Kısmi seferberliğin sebepleri
İkinci önemli açıklama ve karar ise Rusya'da ilan edilen kısmi seferberlik ile ilgili. Bu seferberliğin ilan edilmesinin birkaç sebebi var. Rusya’nın 7 ay geçmesine rağmen Ukrayna’da istediği neticeyi elde edememesi, Batı’nın Ukrayna'ya destek vermeye devam etmesi ve öyle anlaşılıyor ki Kremlin'in, adı geçen dört bölgenin Rusya'ya katılımından sonra belki de Ukrayna'da siyasetini değiştirecek olmasıdır. Moskova için muhtemelen öncelik, referandum sonrasında Rusya'nın içerisinde yer alacak bölgelerin güvenliğini savunmak olacak. Tüm bunlar aslında yeni bir durumu da ortaya çıkaracak. Kremlin, bu toprakları Rusya Federasyonu sınırları içerisinde kabul edeceğinden buraya yapılan saldırılar bambaşka bir boyut kazanacak. Son günlerde Rusya ile Batı arasındaki ilişkilerin daha da gerginleşmesi ve nükleer silahların kullanılabileceğinin dile getirilmesinin sebebi de aslında bu. Diğer bir deyişle Moskova'nın, "kazandığını" elinde tutmak için sahip olduğu nükleer silahları kullanabileceğini ileri sürerek bunu Batı'ya da kabul ettirmeye, hatta belki de anlaşmaya varmaya çalışması muhtemel.
Rus yetkililer, kısmi seferberlik çerçevesinde 300 bin kişinin askere alınacağını, bu rakamın seferber edilebilecek rakamın yalnızca yüzde 1'ine denk geldiğini dile getirdiler. Seferberliğin ilanı şüphesiz bugüne kadarki süreçte Rusya halkını rahatsız eden en önemli gelişme. Rusya'nın dünyadan soyutlanması da ülkeye uygulanan yaptırımlar da Rusya halkında bu denli tepkiye yol açmamıştı. Nitekim bir taraftan seferberlik süreci devam ederken diğer taraftan da çok sayıda vatandaşın komşu ülkelere akın ettiği, Kazakistan, Gürcistan gibi ülkelerin kara sınırlarında kuyrukların oluştuğu görülüyor. Türkiye'ye uçak biletlerinin tükenmesi ve bilet fiyatlarının artışı da bu hususla izah ediliyor.

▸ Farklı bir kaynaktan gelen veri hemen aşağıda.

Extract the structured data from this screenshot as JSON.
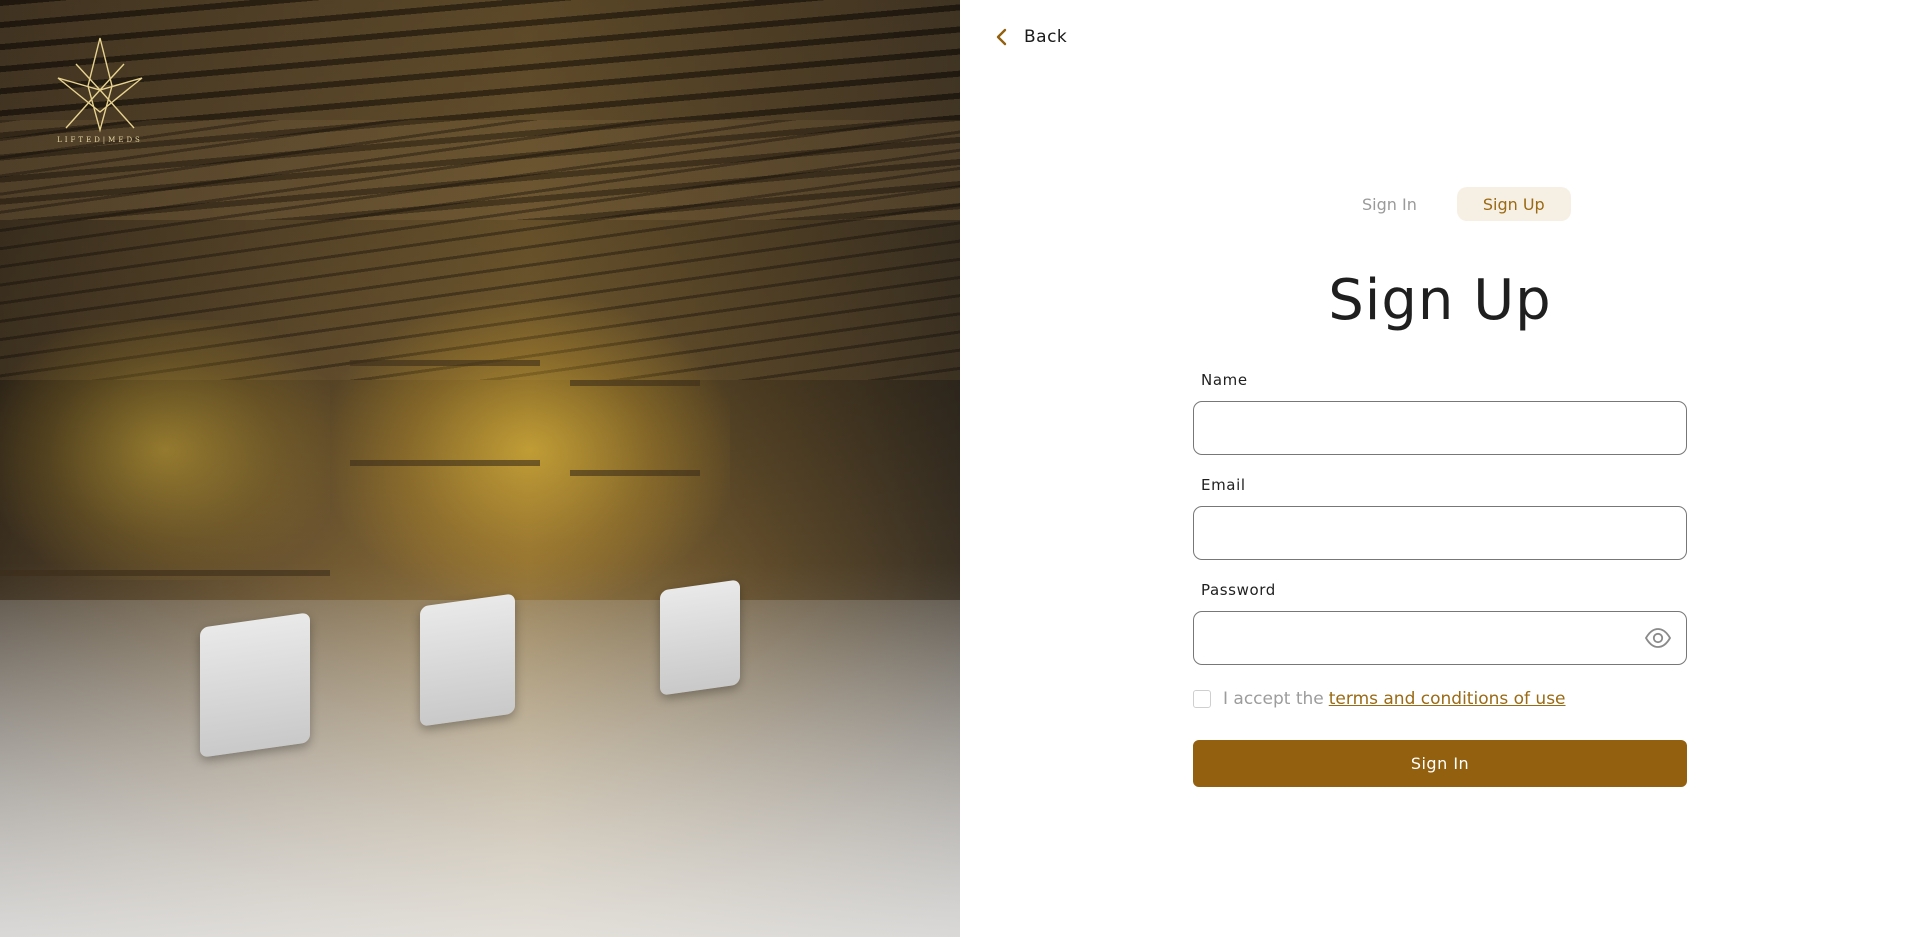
{
  "brand": {
    "logo_text": "LIFTED|MEDS",
    "accent_color": "#92600e",
    "accent_light": "#f6efe4"
  },
  "header": {
    "back_label": "Back"
  },
  "tabs": [
    {
      "label": "Sign In",
      "active": false
    },
    {
      "label": "Sign Up",
      "active": true
    }
  ],
  "form": {
    "title": "Sign Up",
    "fields": {
      "name": {
        "label": "Name",
        "value": "",
        "placeholder": ""
      },
      "email": {
        "label": "Email",
        "value": "",
        "placeholder": ""
      },
      "password": {
        "label": "Password",
        "value": "",
        "placeholder": ""
      }
    },
    "terms": {
      "prefix": "I accept the",
      "link_text": "terms and conditions of use",
      "checked": false
    },
    "submit_label": "Sign In"
  },
  "icons": {
    "back": "chevron-left-icon",
    "password_toggle": "eye-icon",
    "logo": "star-logo-icon"
  }
}
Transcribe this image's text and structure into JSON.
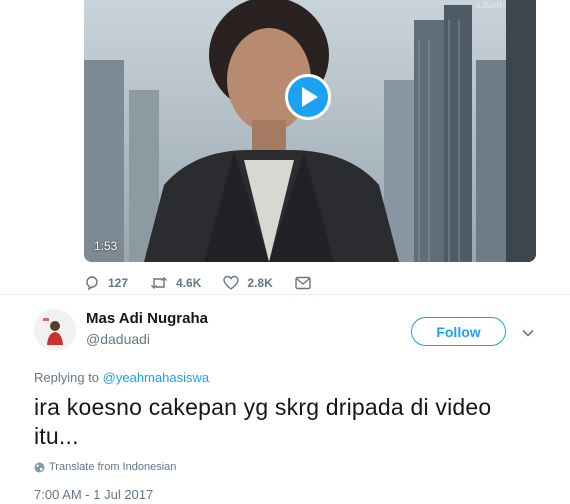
{
  "video": {
    "duration": "1:53",
    "channel_logo": "s.tium"
  },
  "actions": {
    "replies": "127",
    "retweets": "4.6K",
    "likes": "2.8K"
  },
  "reply": {
    "display_name": "Mas Adi Nugraha",
    "handle": "@daduadi",
    "follow_label": "Follow",
    "replying_prefix": "Replying to",
    "replying_to": "@yeahmahasiswa",
    "text": "ira koesno cakepan yg skrg dripada di video itu...",
    "translate_label": "Translate from Indonesian",
    "timestamp": "7:00 AM - 1 Jul 2017"
  },
  "colors": {
    "accent": "#1da1f2",
    "muted": "#657786",
    "text": "#14171a"
  },
  "icons": [
    "play-icon",
    "reply-icon",
    "retweet-icon",
    "like-icon",
    "dm-icon",
    "chevron-down-icon",
    "globe-icon"
  ]
}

Diğer taraftan Rus hükümeti, Rusya'da kısmi seferberliğin ilanına karşı tepkileri azaltmak için birtakım önlemler alıyor. En başta seferberlikten kaçanlara ve kendi isteğiyle esir düşenlere verilen cezalar artırılırken; örneğin hapis cezası 10 ve daha fazla yıla çıkartıldı; seferberliğe tabi olanlara ek ödemeler yapılıyor, maaş bağlanıyor, dönüşte eski işyerlerine dönme imkanı tanınıyor ve diğer sosyal imtiyazlar sağlanıyor.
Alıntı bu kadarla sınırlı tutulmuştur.